SAHARA – Service Architecture for Heterogeneous Access, Resources, and Applications

Web page: sahara.cs.berkeley.edu

Participating UC Berkeley Faculty:

Randy Katz (CS – )

We are engaged in a multi-year research program--the SAHARA Project--whose goal is to create end-to-end services with desirable and predictable properties, like performance and reliability, when provisioned from multiple and independent service providers. We seek to develop an architecture for future services that supports the dynamic confederation of sometimes collaborating and sometimes competing service providers.

Our primary investigations have thus far focused on interdomain and inter-ISP routing using BGP as a basic but essential "reachability service", voice over IP as a load and latency sensitive service, and unified messaging as a reliable yet asynchronous wide-area service spanning access networks. Generically, each one critically depends for performance and reliability on choosing good places to deploy processing and storage in the wide-area, and selecting good network paths to connect service instances to clients of those services.

These initial investigations have yielded a reference model to describe our service architecture. Composed services fall into either the connectivity or application plane. The former is built on the best-effort services provided by an IP network, enhancing basic reachability to provide an abstraction of an "end-to-end network with desirable properties". It is further divided into enhanced links and enhanced paths. Enhanced "links" are actually multi-hop connectivity under the control of a single service provider, such as a route through an ISP, or at the peering point between ISPs. They attain desirable properties through behavioral monitoring, to detect protocol errors or misconfigured or faulty components (e.g., routers and interconnect) that support the "link," and through intra-cloud or cloud boundary measurement and resource allocation services to achieve soft performance "guarantees." Enhanced paths are a sequence of enhanced links, providing desirable properties in an end-to-end path between end-points. A path could span multiple service provider domains. Choosing between alternative paths is made adaptively, via path-oriented resource allocation services across providers. Desirable properties such as performance and enhanced availability are achieved through load balancing across provider resources at this layer. Enhanced links are lighter weight than MPLS paths and require no special routing layer support, while enhanced paths carry the concept beyond MPLS to span multiple administrative domains.

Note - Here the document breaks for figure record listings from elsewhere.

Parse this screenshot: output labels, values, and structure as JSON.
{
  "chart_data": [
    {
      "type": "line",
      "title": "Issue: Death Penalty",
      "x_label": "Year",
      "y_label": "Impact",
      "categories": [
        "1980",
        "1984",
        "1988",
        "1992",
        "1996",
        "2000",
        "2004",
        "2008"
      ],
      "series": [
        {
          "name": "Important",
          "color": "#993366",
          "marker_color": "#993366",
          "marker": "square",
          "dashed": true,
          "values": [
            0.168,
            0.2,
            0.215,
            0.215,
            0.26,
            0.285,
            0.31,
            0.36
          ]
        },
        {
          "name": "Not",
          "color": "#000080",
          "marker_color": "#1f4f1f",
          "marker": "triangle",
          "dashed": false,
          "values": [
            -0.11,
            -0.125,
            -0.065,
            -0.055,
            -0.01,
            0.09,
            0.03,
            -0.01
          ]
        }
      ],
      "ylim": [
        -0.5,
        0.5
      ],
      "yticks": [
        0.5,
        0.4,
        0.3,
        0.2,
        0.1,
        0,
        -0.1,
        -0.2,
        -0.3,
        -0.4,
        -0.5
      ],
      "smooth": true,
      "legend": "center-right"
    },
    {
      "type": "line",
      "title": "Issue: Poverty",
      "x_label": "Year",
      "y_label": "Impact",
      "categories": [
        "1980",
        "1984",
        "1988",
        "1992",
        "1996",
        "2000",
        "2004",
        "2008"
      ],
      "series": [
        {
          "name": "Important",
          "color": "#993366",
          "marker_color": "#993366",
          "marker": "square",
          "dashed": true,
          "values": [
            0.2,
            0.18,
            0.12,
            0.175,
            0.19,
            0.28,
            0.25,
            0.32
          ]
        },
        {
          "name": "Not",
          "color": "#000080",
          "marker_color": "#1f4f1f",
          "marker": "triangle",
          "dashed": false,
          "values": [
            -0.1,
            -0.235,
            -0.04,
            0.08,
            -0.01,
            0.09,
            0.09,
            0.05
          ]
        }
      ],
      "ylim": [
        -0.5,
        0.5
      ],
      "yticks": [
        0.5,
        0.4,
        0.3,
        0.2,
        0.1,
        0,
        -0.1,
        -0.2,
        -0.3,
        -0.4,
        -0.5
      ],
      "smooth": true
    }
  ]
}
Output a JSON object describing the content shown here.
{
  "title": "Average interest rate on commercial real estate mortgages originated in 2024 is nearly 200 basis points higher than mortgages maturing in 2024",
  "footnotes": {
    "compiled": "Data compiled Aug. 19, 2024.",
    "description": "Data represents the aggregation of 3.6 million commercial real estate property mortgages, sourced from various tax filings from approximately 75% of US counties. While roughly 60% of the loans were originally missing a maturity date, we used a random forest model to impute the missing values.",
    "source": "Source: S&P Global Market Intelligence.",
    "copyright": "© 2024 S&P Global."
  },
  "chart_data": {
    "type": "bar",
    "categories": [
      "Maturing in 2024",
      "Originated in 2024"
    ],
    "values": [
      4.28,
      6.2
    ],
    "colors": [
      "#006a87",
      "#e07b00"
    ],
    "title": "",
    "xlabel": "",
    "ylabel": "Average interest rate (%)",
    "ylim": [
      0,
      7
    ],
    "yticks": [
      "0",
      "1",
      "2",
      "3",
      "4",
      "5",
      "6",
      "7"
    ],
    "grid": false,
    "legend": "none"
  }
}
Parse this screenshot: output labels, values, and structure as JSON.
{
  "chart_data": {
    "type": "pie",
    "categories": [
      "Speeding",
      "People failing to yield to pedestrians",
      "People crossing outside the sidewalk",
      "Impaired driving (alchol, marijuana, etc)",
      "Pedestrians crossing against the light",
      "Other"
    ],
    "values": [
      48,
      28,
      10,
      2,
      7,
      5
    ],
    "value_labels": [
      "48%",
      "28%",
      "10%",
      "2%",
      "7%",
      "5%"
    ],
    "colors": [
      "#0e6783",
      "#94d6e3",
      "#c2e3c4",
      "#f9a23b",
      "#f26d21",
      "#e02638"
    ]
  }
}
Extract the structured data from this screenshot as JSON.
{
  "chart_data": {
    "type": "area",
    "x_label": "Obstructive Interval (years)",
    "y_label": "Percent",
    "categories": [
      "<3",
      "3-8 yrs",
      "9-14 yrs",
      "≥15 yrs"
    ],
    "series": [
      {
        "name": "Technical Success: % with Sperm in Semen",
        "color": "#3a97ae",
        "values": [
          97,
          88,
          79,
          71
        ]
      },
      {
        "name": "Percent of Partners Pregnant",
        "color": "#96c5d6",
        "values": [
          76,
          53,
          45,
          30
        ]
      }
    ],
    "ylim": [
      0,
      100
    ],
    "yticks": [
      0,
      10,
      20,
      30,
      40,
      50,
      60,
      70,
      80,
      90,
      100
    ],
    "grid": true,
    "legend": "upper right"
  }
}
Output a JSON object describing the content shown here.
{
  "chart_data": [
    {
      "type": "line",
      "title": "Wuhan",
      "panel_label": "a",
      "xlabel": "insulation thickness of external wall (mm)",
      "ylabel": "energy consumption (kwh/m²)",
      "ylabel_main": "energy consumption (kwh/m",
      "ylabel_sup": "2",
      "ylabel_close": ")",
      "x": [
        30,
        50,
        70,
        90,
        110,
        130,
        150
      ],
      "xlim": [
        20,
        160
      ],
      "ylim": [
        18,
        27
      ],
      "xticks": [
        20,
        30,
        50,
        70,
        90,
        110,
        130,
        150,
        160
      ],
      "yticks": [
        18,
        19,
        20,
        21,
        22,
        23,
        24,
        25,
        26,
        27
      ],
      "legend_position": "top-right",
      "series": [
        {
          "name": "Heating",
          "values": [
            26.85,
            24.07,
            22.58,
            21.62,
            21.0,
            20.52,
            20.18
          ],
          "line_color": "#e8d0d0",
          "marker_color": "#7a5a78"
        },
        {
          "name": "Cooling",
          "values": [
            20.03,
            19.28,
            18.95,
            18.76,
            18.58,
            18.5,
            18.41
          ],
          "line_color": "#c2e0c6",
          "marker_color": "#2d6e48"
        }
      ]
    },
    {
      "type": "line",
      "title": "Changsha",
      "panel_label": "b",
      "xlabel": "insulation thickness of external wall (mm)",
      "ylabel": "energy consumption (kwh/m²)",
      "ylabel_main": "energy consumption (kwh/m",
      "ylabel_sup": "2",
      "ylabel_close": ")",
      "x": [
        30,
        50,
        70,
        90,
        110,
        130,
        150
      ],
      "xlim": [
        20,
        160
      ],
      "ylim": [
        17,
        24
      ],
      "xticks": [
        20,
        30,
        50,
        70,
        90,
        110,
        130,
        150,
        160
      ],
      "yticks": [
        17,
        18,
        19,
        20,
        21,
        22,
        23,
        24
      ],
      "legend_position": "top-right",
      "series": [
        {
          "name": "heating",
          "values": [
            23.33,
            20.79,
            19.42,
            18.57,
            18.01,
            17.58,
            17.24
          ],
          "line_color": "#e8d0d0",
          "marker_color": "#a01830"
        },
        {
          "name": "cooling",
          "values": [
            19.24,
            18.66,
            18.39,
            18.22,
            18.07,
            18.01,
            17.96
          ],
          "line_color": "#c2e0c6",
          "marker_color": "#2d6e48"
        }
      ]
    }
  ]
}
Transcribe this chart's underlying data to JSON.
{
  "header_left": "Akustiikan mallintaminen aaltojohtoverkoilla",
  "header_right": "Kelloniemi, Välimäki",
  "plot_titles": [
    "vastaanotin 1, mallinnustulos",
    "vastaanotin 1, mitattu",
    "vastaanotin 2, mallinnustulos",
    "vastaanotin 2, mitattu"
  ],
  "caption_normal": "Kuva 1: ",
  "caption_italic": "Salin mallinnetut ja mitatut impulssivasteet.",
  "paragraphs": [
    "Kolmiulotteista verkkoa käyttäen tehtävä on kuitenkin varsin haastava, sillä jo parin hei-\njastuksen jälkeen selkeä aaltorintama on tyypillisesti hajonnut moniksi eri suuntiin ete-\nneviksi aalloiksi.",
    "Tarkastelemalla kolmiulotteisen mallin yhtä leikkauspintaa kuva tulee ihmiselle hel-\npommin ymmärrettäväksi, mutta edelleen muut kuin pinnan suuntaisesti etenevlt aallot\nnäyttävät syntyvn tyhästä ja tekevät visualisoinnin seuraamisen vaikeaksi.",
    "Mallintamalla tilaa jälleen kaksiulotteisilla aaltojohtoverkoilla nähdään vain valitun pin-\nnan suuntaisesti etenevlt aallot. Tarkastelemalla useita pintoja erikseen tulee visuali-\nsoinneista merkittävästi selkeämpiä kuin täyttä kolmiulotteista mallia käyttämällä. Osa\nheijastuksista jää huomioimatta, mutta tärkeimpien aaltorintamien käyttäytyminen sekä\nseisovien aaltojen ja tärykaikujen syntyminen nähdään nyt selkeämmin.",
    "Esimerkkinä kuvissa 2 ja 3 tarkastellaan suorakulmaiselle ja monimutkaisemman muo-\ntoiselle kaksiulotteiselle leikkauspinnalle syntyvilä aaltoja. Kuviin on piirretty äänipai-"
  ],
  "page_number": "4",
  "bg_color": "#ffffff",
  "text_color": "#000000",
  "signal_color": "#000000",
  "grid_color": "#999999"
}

Above connectivity is the application plane, which is used to build end-user applications. The application layers of middleware and composition are above the connectivity plane’s end-to-end network. Middleware services reside in various places in the network, and are composed by establishing enhanced paths between service instances. This allows one service to stream its outputs to the inputs of a service with which it is composed. Middleware services enable applications, and thus are not directly visible to end-users. Examples include content-distribution-networks (CDNs), and data translation services such as transcoders, language translators, etc. suitable for achieving interworking between a variety of networks, access devices, and applications.

A new focus for our group is interdomain inter-service provider storage access ("storage wide-area networking") as a composed service within the SAHARA framework. Our particular challenge application will be datacenter disaster response; which we define as the low latency establishment of high speed connectivity to facilitate the rapid copying of huge data volumes to a remote (set of) site(s) as quickly as possible. In addition to the obvious requirements for high bandwidth and low latency from the underlying network transport, such an application demands the rapid identification of locations where storage resources are to found among storage service providers in the wide-area network, and an understanding of the geographical and topological diversity of those resources to give both a high confidence that the storage provider(s) will avoid the disaster and that not interfering paths can be found to exploit parallelism in the data copying operation.

We are in the process of defining the disaster response application in more detail, and intend to design and prototype the relevant underlying application and network services as proofs of concept. These will span enhanced connectivity (e.g., fast methods to identify parallel and orthogonal network paths between the client site and the storage service instances in the network) and resource management techniques (e.g., selection of candidate storage service provider based not only on storage availability but also on dynamically determined end-to-end network bandwidth).

We are interested in investigating how active network components can support such applications. For example, consider pre-existing trust relationships between client organizations and a particular storage service provider. But the latter may not be the best choice of provider to receive the disaster copy given current bandwidth and latency considerations. Thus an alternative provider might be selected if the data to be stored there can be encrypted on the fly using local processing resources. Other examples include automatically striping copy flows across multiple storage service provider instances to reduce overall latency, and the controlled introduction of redundancy, such as RAID-style parity to such wide-area copies.

A university network services research community is starting to emerge, and is jointly developing a wide-area services testbed called PlanetLab. PlanetLab: is a global overlay network spanning well over 100 sites exhibiting a rich diversity of link behavior, including some sites located at major routing and co-location centers of the Internet. While most of these sites will consist of modest resources, several will exhibit substantial processing and storage resources. For example, as part of the Millennium Project, Berkeley has a multiterabyte data storage facility interconnected via gigabit Ethernet with over 1000 Intel processors organized as a cluster distributed across the campus. We will use PlanetLab as the target environment for our prototypes, to quantify the true overheads in orthogonal path discovery and sustaining high end-to-end bandwidth between edge networks and storage service providers.